The final game before the All-Star break proved me a prophet once again, also to my dismay. Jacob Rhame [2] has indeed proved a threat only to minor-league batters since his tete-a-tete with Rhys Hoskins [3] back in April, but the Mets and Phils remain PO’ed at each other, with hit batters a-plenty, spates of warnings issued and all-too-much chest-thumping clubhouse bravado. (Which is all the bravado the Mets can muster, having just dropped six out of seven to their neighbors down 95.)
The final game was another disaster, marked by Jay Bruce [4] firing more thunderbolts at his hapless former mates, the Mets not collecting a hit until the sixth, and the usual non-relief and inept defense. The only flaw with my prediction was that the target of Hoskins’ (perfectly justified) ire was Wilmer Font [5], not Gagnon, but does it particularly matter? The Phils won by five [6], and the game never seemed that close.
It’s another lost season, but somehow not one without its pleasures. The Mets’ first hit off Aaron Nola [7] was a home run from Pete Alonso [8], struck off an 0-2 curve that was a little higher than Nola wanted it. It was Alonso’s 30th homer of the season, leaving him standing alongside Dave Kingman [9] as the only Met to hit 30 before the break. (Happily, Alonso stands apart from Kingman in being a far better hitter, fielder and human being.)
The story of the second half is clear: We’ll watch Alonso try to outpace Kingman’s twice-achieved 37 (back in ’76 he landed on his thumb and missed five weeks) and take aim at Howard Johnson [10], Mike Piazza [11] and Carlos Delgado [12] (38), Darry Strawberry (39), Piazza again (40) and finally the unlikely duo of Todd Hundley [13] and Carlos Beltran [14], the Met co-record-holders with 41 homers.
Polar Bear Pete is somehow one of three Mets All-Stars, alongside Jeff McNeil [15] and Jacob deGrom [16], who has a permanent berth on the All-Star-Crossed roster. You’d think a team with three All-Stars would be better than 10 games under .500, but here we are. I’m going to cheer for Alonso in the Home Run Derby, for all three of them in the midsummer showcase, and then we’ll see if the season can bring us something heartening beyond a home-run chase.

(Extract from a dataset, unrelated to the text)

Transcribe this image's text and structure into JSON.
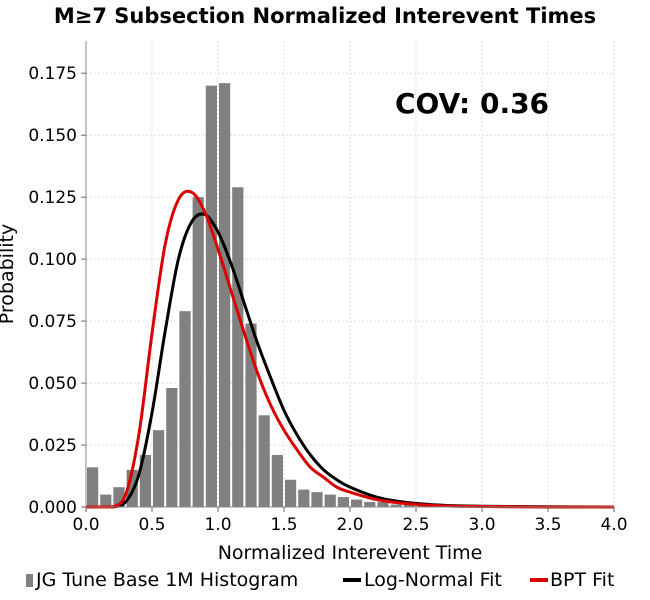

Maybe Alonso can top not just Hundley and Beltran but also Christian Yelich [17], sitting atop the NL ranks with 31 homers. Maybe McNeil can top John Olerud [18]‘s .354 club mark, win a batting title while playing the entire last game, or both. Maybe deGrom can actually get a win now and then. Maybe Amed Rosario [19] and Tomas Nido [20] can make progress, Michael Conforto [21] can get healthy, and Noah Syndergaard [22] can shake off the cobwebs of a weird season. Maybe we get a Brandon Nimmo [23] sighting — or even a glimpse of Jed Lowrie [24]! Maybe the bullpen can be something other than a raging inferno. (Dare to dream!) Maybe the likes of Zack Wheeler [25], Todd Frazier [26] and other tradeables can yield more inspiring than interchangeably crummy right-handed relievers.
I’m not making any predictions, particularly not ones that might be viewed as optimistic. But there’s baseball left to watch and maybe even enjoy, within our once-again reduced horizons. And despite it all, that’s good enough for me.